Published:August 27, 2022DOI:https://doi.org/10.1016/j.jsams.2022.08.012

      Abstract

      Objectives

      To assess whether the King-Devick (K D) test is useful as a prognostic test for prolonged concussion symptoms by examining the relationship between a) change in performance on K D test from baseline to within two days post-injury and b) the absolute K D time at post-concussion testing, with an outcome of time to return to play (RTP).

      Design

      Prospective Cohort Study.

      Methods

      Collegiate varsity athletes in the Concussion Assessment, Research, and Education (CARE) Consortium completed baseline and post-injury King-Devick tests from 2014 to 2018. Two exposures were evaluated: 1) change in K D score from baseline to within two days post-injury and 2) absolute K D score within two days post-injury, adjusted for baseline K D. We used Cox proportional hazards models to analyze the relationships between these exposures and time to RTP post-concussion.

      Results

      A total of 309 concussion injuries were included.
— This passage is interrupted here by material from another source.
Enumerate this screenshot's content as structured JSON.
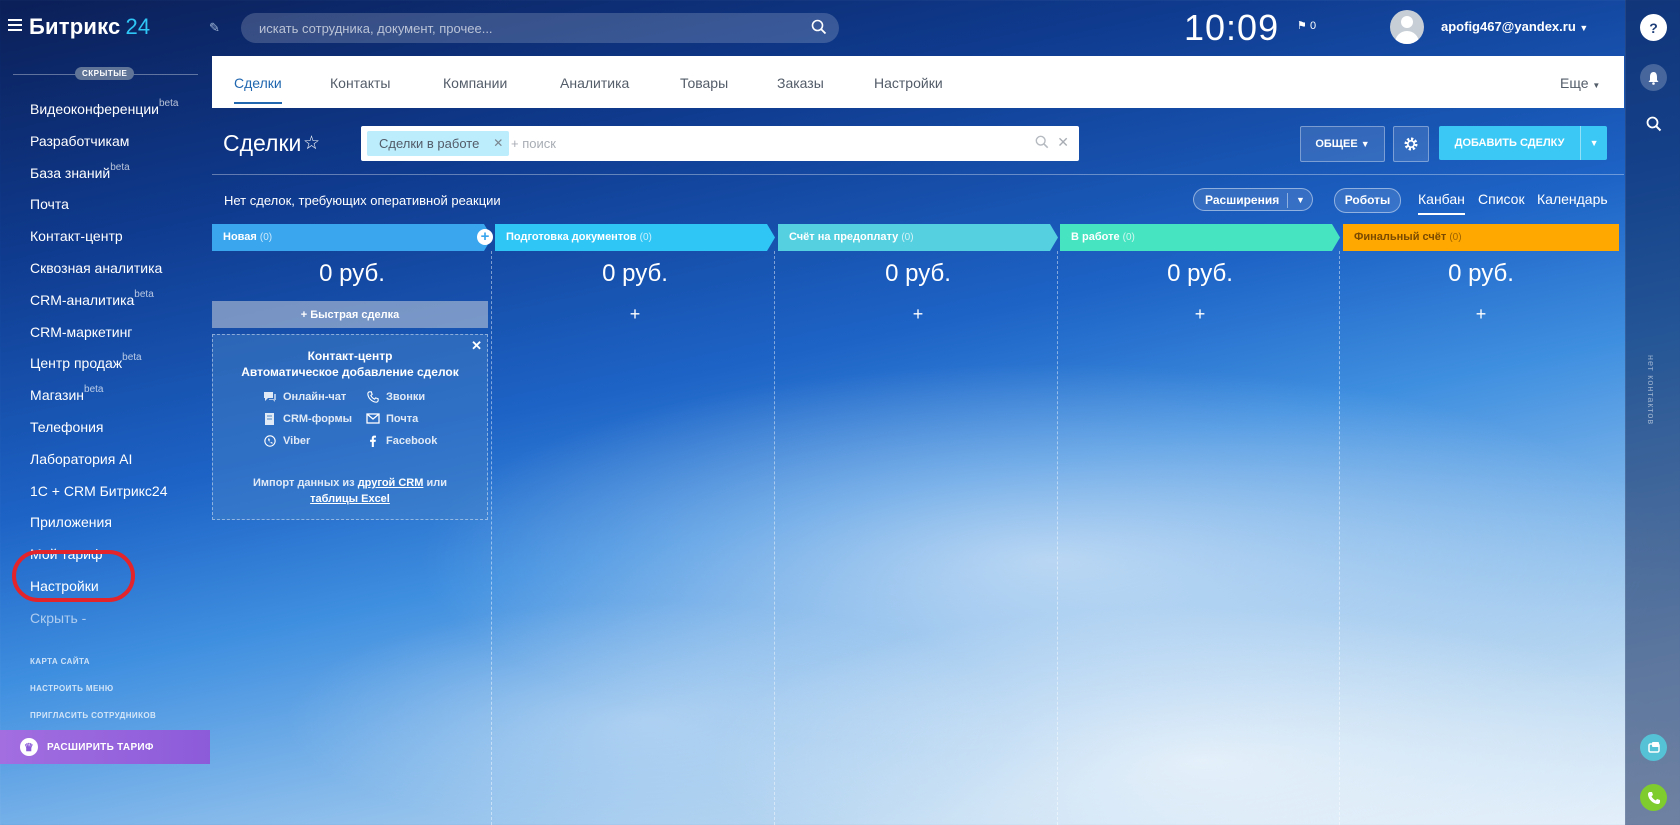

Median baseline K D score was 40.0 s (IQR: 35.8, 45.2). Median post-injury K D score was 45.8 s (IQR: 39.8, 57.1). Median number of days until RTP in this cohort was 11 (IQR: 8, 17). Post-injury K D score adjusted for baseline K D had a stronger association with time to RTP duration (HR: 0.99 (0.98, 1.00), p = 0.03) than the difference in K D score from baseline to post-injury (HR: 0.99 (0.99, 1.00), p = 0.07).

      Conclusions

      Higher post-injury K D scores are associated with longer RTP. The association between K D post-concussion test and longer RTP warrants further investigation to assess the utility of the K D for prognostication in a clinical setting.